When we think of the Olympics, we increasingly think of corruption scandals, doping, tacky commercialism and, perhaps even worse, all those sappy human interest stories NBC runs on its telecasts. And now we have the Chinese tarnishing this summer’s Games by cracking down in Tibet, leading protestors to disrupt the torch relay in London, Paris, San Francisco, and elsewhere. If only we could go back to those days when the Olympics brought together the world’s youth to hold hands and sing kumbaya while a few people ran around a track and swam in a pool, right?
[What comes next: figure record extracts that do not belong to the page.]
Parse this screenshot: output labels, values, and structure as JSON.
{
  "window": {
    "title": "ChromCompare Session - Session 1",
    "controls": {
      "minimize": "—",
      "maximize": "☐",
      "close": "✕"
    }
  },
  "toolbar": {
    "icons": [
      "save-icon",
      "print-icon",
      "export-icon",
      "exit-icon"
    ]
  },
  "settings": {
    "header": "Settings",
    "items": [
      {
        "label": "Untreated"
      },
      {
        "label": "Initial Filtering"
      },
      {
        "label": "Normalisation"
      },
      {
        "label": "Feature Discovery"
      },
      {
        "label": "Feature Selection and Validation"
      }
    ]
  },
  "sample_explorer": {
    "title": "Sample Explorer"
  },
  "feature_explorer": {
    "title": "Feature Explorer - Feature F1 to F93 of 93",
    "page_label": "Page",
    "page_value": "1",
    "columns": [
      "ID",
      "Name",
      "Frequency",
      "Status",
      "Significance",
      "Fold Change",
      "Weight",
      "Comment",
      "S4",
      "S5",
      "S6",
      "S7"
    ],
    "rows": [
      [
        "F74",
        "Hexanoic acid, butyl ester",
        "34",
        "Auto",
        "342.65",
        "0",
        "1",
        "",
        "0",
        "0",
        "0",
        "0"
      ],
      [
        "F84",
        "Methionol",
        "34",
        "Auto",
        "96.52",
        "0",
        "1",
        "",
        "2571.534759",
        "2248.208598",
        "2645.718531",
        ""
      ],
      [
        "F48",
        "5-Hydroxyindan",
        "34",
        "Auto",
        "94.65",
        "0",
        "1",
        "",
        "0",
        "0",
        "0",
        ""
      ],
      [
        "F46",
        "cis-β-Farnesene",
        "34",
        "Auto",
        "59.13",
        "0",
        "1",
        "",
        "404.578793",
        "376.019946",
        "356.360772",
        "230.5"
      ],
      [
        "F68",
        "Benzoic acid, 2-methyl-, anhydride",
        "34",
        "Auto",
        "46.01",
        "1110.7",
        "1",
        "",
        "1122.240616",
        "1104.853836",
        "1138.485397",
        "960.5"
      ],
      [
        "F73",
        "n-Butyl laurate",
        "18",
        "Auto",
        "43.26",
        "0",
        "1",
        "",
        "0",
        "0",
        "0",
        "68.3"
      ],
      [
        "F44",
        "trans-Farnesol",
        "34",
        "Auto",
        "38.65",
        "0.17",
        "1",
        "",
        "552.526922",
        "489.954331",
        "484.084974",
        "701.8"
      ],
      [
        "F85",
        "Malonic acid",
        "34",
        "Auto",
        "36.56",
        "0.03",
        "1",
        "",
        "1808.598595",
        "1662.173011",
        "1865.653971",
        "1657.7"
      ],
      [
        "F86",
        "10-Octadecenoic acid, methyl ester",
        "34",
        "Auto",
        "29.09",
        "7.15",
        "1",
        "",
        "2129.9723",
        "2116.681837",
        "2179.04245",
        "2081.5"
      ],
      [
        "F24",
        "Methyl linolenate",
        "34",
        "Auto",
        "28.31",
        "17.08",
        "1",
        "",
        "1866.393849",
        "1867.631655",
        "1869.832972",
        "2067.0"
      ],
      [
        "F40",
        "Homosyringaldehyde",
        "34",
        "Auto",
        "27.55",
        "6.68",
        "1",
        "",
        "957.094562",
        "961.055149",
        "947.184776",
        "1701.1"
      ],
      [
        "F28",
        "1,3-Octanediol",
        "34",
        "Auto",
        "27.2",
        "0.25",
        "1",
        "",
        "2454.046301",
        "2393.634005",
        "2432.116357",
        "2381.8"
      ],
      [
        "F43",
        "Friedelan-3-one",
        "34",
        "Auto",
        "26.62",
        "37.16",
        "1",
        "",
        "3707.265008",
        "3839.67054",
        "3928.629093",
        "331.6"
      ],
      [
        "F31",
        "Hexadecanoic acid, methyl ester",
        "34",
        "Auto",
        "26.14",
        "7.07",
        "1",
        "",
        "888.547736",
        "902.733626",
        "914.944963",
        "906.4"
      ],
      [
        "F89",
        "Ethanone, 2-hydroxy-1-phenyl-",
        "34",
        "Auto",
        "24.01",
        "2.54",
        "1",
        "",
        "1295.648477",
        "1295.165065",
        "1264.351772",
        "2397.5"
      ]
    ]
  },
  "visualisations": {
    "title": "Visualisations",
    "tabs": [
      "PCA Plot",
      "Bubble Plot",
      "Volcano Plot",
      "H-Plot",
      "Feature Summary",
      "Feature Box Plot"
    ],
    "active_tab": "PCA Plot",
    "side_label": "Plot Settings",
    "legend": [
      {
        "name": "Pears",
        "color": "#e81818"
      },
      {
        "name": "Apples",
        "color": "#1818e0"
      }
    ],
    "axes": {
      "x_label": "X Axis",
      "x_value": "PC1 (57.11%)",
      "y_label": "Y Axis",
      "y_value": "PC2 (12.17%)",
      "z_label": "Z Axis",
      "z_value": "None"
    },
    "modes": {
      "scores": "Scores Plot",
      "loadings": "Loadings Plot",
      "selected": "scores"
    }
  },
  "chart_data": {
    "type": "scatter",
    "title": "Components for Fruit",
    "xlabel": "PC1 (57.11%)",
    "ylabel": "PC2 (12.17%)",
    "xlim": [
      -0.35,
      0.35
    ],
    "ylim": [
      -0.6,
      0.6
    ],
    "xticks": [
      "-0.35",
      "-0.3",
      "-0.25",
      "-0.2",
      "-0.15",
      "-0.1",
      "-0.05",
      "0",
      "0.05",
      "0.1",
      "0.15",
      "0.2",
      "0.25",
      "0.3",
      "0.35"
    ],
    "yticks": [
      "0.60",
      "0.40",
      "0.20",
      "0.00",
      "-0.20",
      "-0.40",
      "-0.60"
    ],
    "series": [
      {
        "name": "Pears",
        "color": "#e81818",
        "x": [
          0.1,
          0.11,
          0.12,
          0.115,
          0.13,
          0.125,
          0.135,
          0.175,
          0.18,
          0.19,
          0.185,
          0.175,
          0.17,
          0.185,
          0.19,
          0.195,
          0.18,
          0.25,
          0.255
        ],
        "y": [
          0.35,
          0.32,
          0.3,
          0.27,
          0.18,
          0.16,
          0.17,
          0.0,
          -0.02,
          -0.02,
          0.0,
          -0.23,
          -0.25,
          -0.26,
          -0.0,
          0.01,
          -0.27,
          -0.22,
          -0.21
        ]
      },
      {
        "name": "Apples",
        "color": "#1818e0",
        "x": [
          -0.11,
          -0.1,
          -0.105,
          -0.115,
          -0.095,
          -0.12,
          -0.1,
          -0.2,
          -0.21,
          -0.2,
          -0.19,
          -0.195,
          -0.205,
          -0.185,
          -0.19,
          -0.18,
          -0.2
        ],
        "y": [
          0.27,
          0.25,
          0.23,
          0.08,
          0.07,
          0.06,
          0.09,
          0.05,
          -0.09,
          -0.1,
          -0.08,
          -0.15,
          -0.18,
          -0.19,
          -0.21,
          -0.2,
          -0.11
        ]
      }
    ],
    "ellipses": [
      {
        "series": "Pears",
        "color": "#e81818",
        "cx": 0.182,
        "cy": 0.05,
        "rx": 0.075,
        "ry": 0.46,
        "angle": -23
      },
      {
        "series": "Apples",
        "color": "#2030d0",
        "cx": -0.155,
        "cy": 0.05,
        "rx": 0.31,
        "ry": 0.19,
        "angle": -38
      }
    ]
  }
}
Actually, these modern Games (or post-modern, if you consider, as I do, the end of the Cold War as a watershed in geopolitics) are much closer to the ancient Greek model than the festival of shamateurism that a bunch of European aristocrats invented at the end of the 19th century. Since the end of the cold war, the Olympics have thrown off the chains of ideological battle and reverted to the values of the original games, among which were the dominance of the personal over the national, the economic over the political and the athletic over the larger concerns of the state. Thus these new-old Olympics have returned to their entertainment, ritual, and athletic essence, for which we can be grateful.

Which is why — I argue in the National Interest Online – however a particular country wants to express its displeasure with China’s oppressive regime, boycotting the Olympics is not the way to go.